Parking survey examined
ICES aims to educate students
about transportation options
By Brooke Bennett - Staff writer
October 05, 2000
Approximately 83 percent of all vehicles entering campus hold only one person, according to a recent transportation survey conducted by the Ithaca College Environmental Society in cooperation with the Ithaca College Resource and Environmental Management Program.
Of the 1,632 student vehicles counted by ICES, approximately 80 percent of them held only one student. The number of single-occupancy vehicles was even higher among faculty and staff, at approximately 92 percent.
ICES said it hopes the study will help educate students about the benefits carpooling can have for the environment as well as for more parking on campus. ICES President Sean Vormwald said the reasoning behind the study is simple.
“We just want to look at the transportation problem holistically rather than just saying that there’s not enough parking spots,” he said.
ICES said it plans to focus primarily on students because it is easier for students to carpool than for teachers and staff.
“I think [carpooling] will appeal to two kinds of people: the environmentally aware ... and people who want parking,” freshman ICES member Katie Stimpson said.
Members counted cars entering through both the front and back entrances of the college from 7:30 a.m. to 2 p.m. Sept. 25 and 26. Each vehicle was placed into one of eight classifications: single student, multiple students, single staff, multiple staff, single other, multiple other, motorcycles or maintenance and delivery. The total cars in each classification were then averaged over the two days.
The study did not count the number of students who walked, rode bicycles or rode the bus to campus. Vormwald said ICES did not have enough people to survey all methods of transportation because students on foot or bicycle can enter campus from numerous locations. More people are needed to cover the larger area, but only two people were needed at each vehicle entrance, he said.
Surveying students who live off-campus would help ICES to better estimate the number of students who carpool, Vormwald said, adding that carpooling would also reduce the amount of fossil fuels burned by students and would also decrease the number of cars competing for parking spots each day.
He said that ICES is concerned because automobiles are the largest source of air pollution in the United States.
Although ICES would like students to carpool for environmental reasons, the members believe they can convince more people to carpool by emphasizing its economic benefits and how it would help alleviate the current parking situation.
Students could save money by splitting the cost of a parking permit and gasoline, Vormwald said.
Senior Michael Keville pays for all of his driving costs but said splitting the costs between the people in his carpool would be a good idea.
Keville said he drives a four-man carpool with his roommate and with two friends who room together. He does it for convenience, not for environmental reasons.
But conflicting class schedules deter some students from carpooling.
“I don’t know when my friends have classes,” senior Deanna McMillen said, adding she would consider carpooling if she knew people living near her who have classes when she does.
Sophomore Alison Childers said she and her housemate do not carpool because their schedules are not compatible.
“I have considered carpooling. My housemate [has] a totally different schedule than I do,” she said. “It’s not convenient at all.”

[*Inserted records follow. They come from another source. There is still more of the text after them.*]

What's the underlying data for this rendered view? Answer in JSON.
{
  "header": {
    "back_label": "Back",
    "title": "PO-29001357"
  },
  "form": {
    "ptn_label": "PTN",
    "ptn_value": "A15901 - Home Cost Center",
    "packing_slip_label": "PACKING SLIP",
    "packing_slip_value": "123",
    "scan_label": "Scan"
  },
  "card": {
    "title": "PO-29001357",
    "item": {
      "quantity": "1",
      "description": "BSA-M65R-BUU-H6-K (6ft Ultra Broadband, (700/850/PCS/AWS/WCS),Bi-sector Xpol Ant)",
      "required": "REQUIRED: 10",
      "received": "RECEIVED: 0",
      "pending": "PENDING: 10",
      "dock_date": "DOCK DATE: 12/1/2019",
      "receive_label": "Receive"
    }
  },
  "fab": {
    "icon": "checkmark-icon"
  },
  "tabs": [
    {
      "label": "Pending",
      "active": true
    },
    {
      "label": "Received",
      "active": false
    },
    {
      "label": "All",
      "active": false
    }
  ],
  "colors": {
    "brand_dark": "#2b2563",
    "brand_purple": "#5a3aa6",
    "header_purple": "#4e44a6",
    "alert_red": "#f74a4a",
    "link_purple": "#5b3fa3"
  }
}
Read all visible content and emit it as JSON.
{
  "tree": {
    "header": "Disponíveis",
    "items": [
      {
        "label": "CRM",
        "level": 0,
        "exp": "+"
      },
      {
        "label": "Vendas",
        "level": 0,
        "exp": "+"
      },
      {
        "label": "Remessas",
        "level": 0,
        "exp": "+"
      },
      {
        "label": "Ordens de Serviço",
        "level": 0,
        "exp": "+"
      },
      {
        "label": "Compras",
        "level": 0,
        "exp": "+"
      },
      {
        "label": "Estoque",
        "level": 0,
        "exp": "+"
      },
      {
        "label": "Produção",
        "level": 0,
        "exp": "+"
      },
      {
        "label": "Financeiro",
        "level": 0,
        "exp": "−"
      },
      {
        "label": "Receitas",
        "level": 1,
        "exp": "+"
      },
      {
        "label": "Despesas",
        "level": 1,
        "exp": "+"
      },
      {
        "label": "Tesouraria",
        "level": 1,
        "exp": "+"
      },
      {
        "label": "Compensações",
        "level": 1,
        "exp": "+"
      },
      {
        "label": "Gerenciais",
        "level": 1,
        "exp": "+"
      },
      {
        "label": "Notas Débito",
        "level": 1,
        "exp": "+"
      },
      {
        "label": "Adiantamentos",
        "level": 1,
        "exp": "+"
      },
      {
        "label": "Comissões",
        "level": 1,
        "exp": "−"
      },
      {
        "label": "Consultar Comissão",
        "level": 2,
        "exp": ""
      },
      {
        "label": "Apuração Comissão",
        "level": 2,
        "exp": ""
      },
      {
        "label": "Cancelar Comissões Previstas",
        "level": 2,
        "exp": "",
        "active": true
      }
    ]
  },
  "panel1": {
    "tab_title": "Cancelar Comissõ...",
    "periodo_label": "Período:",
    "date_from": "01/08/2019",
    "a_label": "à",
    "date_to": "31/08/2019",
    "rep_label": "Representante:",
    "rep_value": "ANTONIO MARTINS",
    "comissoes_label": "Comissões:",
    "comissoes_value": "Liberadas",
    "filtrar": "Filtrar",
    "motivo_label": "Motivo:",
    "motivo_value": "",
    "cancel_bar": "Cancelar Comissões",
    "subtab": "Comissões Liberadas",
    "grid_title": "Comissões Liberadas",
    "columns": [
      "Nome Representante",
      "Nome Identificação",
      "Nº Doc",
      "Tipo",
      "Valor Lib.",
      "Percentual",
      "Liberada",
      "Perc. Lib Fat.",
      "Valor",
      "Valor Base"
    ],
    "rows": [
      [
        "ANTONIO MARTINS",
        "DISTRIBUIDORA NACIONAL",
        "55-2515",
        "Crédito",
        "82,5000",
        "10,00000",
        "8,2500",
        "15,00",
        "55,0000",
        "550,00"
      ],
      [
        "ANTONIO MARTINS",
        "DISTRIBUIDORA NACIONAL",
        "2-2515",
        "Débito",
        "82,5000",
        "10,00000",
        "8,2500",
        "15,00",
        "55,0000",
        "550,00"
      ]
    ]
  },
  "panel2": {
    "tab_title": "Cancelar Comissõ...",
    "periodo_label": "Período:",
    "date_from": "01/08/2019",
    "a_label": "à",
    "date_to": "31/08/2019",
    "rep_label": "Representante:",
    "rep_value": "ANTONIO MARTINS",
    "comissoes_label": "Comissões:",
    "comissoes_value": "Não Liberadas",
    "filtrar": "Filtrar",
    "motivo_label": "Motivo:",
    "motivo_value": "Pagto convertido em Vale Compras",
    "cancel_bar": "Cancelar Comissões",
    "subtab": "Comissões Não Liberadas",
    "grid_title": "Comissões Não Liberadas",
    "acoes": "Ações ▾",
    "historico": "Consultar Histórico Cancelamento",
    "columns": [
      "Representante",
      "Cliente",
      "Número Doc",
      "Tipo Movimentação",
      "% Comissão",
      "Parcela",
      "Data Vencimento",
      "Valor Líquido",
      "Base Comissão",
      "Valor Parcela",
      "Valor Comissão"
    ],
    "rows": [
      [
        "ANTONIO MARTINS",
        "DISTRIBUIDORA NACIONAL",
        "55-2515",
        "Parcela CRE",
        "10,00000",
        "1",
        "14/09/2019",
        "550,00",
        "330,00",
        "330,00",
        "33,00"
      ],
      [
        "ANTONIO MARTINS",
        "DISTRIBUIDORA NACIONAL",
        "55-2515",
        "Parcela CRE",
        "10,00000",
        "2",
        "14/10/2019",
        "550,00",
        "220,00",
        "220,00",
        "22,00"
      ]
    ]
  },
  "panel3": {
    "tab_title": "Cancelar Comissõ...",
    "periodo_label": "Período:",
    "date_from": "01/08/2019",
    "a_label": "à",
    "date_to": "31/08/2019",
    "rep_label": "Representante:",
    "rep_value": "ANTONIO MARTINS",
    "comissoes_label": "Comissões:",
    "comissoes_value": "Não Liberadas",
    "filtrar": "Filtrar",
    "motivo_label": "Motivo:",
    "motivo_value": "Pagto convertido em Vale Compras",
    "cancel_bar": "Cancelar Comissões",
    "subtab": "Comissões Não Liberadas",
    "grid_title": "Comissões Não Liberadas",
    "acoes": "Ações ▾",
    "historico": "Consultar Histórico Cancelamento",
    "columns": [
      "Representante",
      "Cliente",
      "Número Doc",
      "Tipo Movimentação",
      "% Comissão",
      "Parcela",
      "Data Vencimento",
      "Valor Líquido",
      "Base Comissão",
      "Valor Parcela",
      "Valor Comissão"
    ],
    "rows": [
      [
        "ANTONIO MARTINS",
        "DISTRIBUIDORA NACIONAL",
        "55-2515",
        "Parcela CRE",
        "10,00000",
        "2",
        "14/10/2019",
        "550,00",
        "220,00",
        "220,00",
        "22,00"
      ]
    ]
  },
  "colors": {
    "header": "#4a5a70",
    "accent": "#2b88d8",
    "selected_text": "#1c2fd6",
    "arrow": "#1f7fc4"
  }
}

ICES presented the results of its study at the Student Government Association meeting Tuesday night and plans to also present its findings to the college’s administration.
Suggestions to increase carpooling in the report include free or reduced price bus passes, creating a carpool database which would allow students to locate other students living near them, creating a parking tag that can be shared between cars and special parking for multiple occupancy vehicles.
Vormwald said offering these incentives to students who carpool would help decrease the number of single student vehicles. The report did not contain many suggestions aimed at reducing the number of faculty and staff who drive alone.
“A way to [encourage carpooling] is to give preferential parking to people who carpool,” Vormwald said.
Childers said a parking lot reserved for vehicles with more than one passenger would definitely encourage her to carpool.
“Anything that would help me find a parking space,” she said.